In her life, Elizabeth II experienced many changes – including in the field of aviation. The Queen has flown in countless models of aircraft during her 70 years as Queen.
When Elizabeth II received the crown from her late father on February 6, 1952, jet-powered passenger planes did not yet exist. Just three months later, Boac British Overseas Airways Corporation became the first airline in the world to operate an aircraft – one Comet de Havilland DH106.
Since then, the Queen of the United Kingdom, who died on September 8, has seen many other groundbreaking innovations in aviation. One of the largest of these was the Franco-British Concorde project, which made supersonic passenger flights possible for the first time. In 1969 the elegant aircraft completed its maiden flight. But Elizabeth II also witnessed the first flight of a Boeing 747 or Airbus A380.
The Queen also flew a Concorde
In her seventies, the Queen herself has flown in countless model aircraft. When she ascended the throne, The Queen’s Flight, the royal family’s dedicated transport unit, included de Havilland Domini and Vikings Vikings. This was later expanded, and in addition to helicopters, the long-used De Havilland DH.114 Heron or Hawker Siddeley HS 780 Andover was a fleet.

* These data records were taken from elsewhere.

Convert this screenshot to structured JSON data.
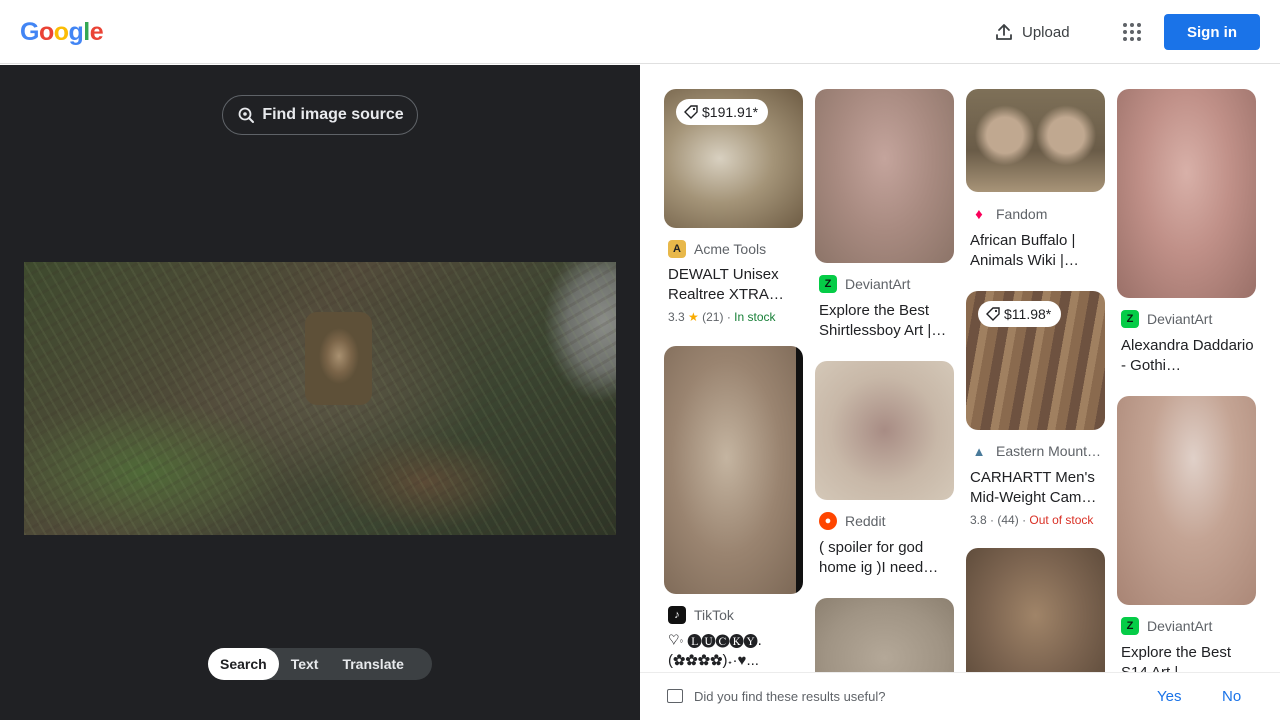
{
  "header": {
    "logo": "Google",
    "upload_label": "Upload",
    "signin_label": "Sign in"
  },
  "left_panel": {
    "find_image_source_label": "Find image source",
    "modes": [
      {
        "label": "Search",
        "active": true
      },
      {
        "label": "Text",
        "active": false
      },
      {
        "label": "Translate",
        "active": false
      }
    ]
  },
  "results": [
    {
      "price": "$191.91*",
      "source": "Acme Tools",
      "title": "DEWALT Unisex Realtree XTRA…",
      "rating": "3.3",
      "reviews": "(21)",
      "stock": "In stock",
      "stock_status": "in"
    },
    {
      "source": "TikTok",
      "title": "♡ං 🅛🅤🅒🅚🅨. (✿✿✿✿)˖·♥..."
    },
    {
      "source": "DeviantArt",
      "title": "Explore the Best Shirtlessboy Art |…"
    },
    {
      "source": "Reddit",
      "title": "( spoiler for god home ig )I need…"
    },
    {
      "source": "Fandom",
      "title": "African Buffalo | Animals Wiki |…"
    },
    {
      "price": "$11.98*",
      "source": "Eastern Mount…",
      "title": "CARHARTT Men's Mid-Weight Cam…",
      "rating": "3.8",
      "reviews": "(44)",
      "stock": "Out of stock",
      "stock_status": "out"
    },
    {
      "source": "DeviantArt",
      "title": "Alexandra Daddario - Gothi…"
    },
    {
      "source": "DeviantArt",
      "title": "Explore the Best S14 Art |…"
    }
  ],
  "feedback": {
    "question": "Did you find these results useful?",
    "yes_label": "Yes",
    "no_label": "No"
  },
  "colors": {
    "accent": "#1a73e8",
    "dark_bg": "#202124",
    "in_stock": "#188038",
    "out_of_stock": "#d93025"
  }
}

In addition, aircraft are often rented from airlines for long-haul flights. This included Concorde. The Queen first boarded a British Airways supersonic flight from London to Barbados for a state visit in 1977. It was Concorde’s first and only visit to the island in the Lesser Antilles.
From BAE 146 to Dassault Falcons
Until the 1980s, the Queen flew mainly with Hawker Siddeley Andover – that is, by helicopter. as alternatives were Three BAE 146 aircraft with VIP interiors were purchased in 1986one of which was sold again in 2002. It was operated by the 32nd Squadron, and later incorporated into the Queen’s Flight.
A year ago, the British government decided to close the two VIP registered aircraft ZE700 and ZE701. They were handed over to aviation museums. It works as a substitute 32 Squadron Dassault Falcon 900LX for the royal family. In addition, members of the royal family can retreat from three helicopters and British government aircraft, Airbus A321 and A330.
Members of the royal family are also moving to the line
While the Queen, or now the King, always travels on the aircraft provided for this purpose, other members of the royal family sometimes make regular flights. In total, members of the royal family spent £1m on 179 flights in the 2020/21 budget year.